These words imply—
1. That there is infinite grace, through which a certain equity shines, in the things which God has provided for all who have wrought, even though feebly and tardily, at His work. The work is honour and happiness; the want of it is shame and pain. The early labourers are the enviable; the late labourers are the pitiable. But God in His boundless grace adds a boundless gift to all: “the gift of God,” which “is eternal life, through Jesus Christ our Lord.” But through the grace a certain equity shines. Man was made for Life, he was born for it. To miss the glorious boon which God has the power to bestow on him through Christ, were to miss the very end and issue to which God touched his spirit. A well-nigh infinite capacity of being, loving, and enjoying, is in him, which God only can satisfy and eternity only can complete. And God in His boundless love and mercy meets him in his idleness and degradation, and proposes to him a work which His grace will crown with glorious, everlasting joy.
2. None shall miss the blessing through the order of the dispensations.

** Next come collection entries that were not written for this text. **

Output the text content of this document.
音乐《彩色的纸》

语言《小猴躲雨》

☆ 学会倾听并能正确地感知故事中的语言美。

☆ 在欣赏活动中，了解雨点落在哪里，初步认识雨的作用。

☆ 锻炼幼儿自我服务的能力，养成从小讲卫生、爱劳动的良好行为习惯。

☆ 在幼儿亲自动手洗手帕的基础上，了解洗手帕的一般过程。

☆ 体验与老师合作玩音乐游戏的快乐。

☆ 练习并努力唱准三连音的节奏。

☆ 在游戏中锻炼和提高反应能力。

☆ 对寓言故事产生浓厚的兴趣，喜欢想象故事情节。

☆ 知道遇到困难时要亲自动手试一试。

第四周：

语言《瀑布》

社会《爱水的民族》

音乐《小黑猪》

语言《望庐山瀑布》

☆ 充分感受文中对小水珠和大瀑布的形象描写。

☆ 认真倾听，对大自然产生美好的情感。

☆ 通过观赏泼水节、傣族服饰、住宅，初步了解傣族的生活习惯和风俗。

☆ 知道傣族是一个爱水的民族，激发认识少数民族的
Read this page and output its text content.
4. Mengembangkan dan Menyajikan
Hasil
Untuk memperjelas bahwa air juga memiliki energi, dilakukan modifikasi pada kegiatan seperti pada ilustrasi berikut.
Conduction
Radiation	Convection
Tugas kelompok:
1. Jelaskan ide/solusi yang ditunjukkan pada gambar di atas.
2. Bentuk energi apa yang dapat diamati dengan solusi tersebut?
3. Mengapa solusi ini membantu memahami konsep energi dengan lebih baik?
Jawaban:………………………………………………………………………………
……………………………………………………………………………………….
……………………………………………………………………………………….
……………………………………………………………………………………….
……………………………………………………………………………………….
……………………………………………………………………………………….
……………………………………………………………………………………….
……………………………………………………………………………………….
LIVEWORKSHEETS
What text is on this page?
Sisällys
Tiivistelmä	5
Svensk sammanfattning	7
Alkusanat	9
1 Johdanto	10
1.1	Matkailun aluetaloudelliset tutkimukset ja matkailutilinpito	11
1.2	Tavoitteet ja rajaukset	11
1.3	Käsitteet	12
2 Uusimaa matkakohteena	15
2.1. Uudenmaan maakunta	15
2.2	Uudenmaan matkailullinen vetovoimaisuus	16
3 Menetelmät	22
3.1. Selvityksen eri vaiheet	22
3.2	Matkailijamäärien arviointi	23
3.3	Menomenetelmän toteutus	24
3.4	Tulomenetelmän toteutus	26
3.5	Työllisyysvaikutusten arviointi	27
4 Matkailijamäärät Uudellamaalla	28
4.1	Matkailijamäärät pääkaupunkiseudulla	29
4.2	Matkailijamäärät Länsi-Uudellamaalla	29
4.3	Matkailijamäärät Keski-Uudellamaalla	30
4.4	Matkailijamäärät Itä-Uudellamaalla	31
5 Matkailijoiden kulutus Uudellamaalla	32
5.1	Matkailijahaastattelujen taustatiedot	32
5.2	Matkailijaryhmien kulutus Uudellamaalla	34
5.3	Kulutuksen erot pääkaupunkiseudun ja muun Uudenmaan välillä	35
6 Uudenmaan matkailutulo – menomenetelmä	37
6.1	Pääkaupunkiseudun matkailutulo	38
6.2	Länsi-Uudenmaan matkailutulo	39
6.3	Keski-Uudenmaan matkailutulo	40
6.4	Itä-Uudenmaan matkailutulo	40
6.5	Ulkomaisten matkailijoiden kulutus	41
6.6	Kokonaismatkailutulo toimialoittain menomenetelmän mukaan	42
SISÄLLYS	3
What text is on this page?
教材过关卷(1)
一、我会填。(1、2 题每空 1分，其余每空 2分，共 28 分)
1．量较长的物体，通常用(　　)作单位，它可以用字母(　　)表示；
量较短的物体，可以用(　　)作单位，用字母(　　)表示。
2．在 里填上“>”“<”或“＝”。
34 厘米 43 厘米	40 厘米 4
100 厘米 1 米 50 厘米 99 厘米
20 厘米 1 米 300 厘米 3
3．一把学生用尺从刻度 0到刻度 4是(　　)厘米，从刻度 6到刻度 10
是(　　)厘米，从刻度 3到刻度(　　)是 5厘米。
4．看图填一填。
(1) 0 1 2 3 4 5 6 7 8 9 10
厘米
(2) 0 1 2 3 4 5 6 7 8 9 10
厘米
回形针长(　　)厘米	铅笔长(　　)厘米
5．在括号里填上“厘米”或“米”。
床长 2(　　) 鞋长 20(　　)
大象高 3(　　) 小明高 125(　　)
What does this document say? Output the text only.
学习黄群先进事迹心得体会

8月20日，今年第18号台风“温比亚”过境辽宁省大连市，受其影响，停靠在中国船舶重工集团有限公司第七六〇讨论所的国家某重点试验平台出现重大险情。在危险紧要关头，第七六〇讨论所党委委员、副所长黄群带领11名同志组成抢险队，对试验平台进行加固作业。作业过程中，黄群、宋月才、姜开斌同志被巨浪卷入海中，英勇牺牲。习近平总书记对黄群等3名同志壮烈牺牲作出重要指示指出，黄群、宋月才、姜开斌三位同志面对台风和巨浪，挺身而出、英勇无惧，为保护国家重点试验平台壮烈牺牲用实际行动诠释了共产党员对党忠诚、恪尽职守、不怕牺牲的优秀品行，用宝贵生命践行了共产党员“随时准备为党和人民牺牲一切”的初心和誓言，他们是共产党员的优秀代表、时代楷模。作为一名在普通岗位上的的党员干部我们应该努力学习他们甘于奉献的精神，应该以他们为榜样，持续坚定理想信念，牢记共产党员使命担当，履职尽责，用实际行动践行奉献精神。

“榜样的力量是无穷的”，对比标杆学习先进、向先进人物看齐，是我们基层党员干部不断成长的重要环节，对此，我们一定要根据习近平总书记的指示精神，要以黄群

If the Jews were called, and the Pagans were left sad and idle in the streets, the evenfall shall adjust the balance, the evening of earth’s life, the morning of the everlasting day. Idle and sad, I say. When you are next at South Kensington Museum, place yourself before the cartoon of “Paul preaching at Athens.” Mark the foremost in the group of pagan hearers; he bears in his sad wistful countenance the whole tale of Gentile waiting, longing, hoping, disappointment, despondency, and despair. Few preachers can preach such a sermon as utters itself mutely from that man’s eyes and lips. This parable is Christ’s answer to the mute appeal: “No man hath hired thee, poor outcast! the day spent, the soul lost! Come in, at the last hour, come in. These have wrought in a noble service the long day through. The sweat of manly toil is on their brow, the joy of a work well done is in their hearts. Come in; the sun still lacks some hours of setting. Bend thy soul to the task, put thy heart into the labour of the hour, and the same meed shall be thine. Even as unto this first, will I give unto thee; come in.”
9. On a wider scale the parable is Christ’s assurance, that through all outward inequalities of gift, endowment, opportunity, position, prospect, which jar this jangled world, there is a sublime equity ruling which will right all wrongs, adjust all balances, and square all issues with pure celestial justice at last. “No man hath hired us.” How much does this explain of the bitterness and misery with which the world is filled! Cross purposes, cross callings, cross relationships, cross necessities, cross issues of life! Men with power in them for a service which is never asked of them; tied down to a desk or a counter, it may be, while they feel within them the stirrings of a power to guide the coursers of the sun. Men bound in a home which has no beauty for them, no love; while beyond there is a vision of the Eden which might be, if bonds could be unbound and bound afresh. Some overflowing with fatherly or motherly tenderness, in a barren home. Some shrinking from the prattle of infant voices, yet with stuff in them of noble texture, shut up to a nursery through the prime of their days. Some longing, pining, panting for a work they love, bound to a work they loathe. Some with a genial, generous, royal nature, wrestling with the serpents of care and penury their long life through. “This is a mad world, my masters;” “the times are out of joint;” it is all out of joint everywhen and everywhere! “No man hath hired us” to the work which we are fit for; a glorious wealth of being, of power, is left to “fust in us unused.”
Patience, brothers, patience! One grand work, the grandest, spreads broad and fair before you; “in your patience possess ye your souls.” The hiring is in higher, wiser hands; the patience, the hope, are in yours, with all their glorious eternal fruit. None of the sighing, none of the groaning, none of the desire and yearning of your spirit, is hidden from Him who made you, and who in His own good time will call you to your God-ordained work. “Unto this last will I give, even as unto thee” reveals the sublime equity of His dealings. Await with strong patience, with steadfast hope, the things and the times of His sovereign appointment; till you find with profound and wondering joy, that your patience has won a prize whose splendour outshines the constellations, and whose bliss shall outlast eternity.
IV.
LAW AND LIFE.
“In the place where the tree falleth, there it shall be.”—Eccles. xi. 3.
There are few passages in the word of God which are more constantly misapplied than this. It is systematically wrested to the establishment of doctrines with which it has nothing whatever to do. The popular interpretation of the text treats it as equivalent to the assertion, that the condition of the human soul through its long eternity is settled absolutely and irrevocably by death. We believe that nine out of ten, of those who hold this doctrine would quote this passage if they were suddenly asked to sustain their belief out of the word of God. With the truth of the doctrine in question we are not dealing in the present discourse; there are passages in the word of God which bear on it with most unquestionable cogency. But this is not one of them. Our present purpose is to show what it does mean, and that its reference is to a subject which is well-nigh as far removed from that on which it is supposed to bear as the poles.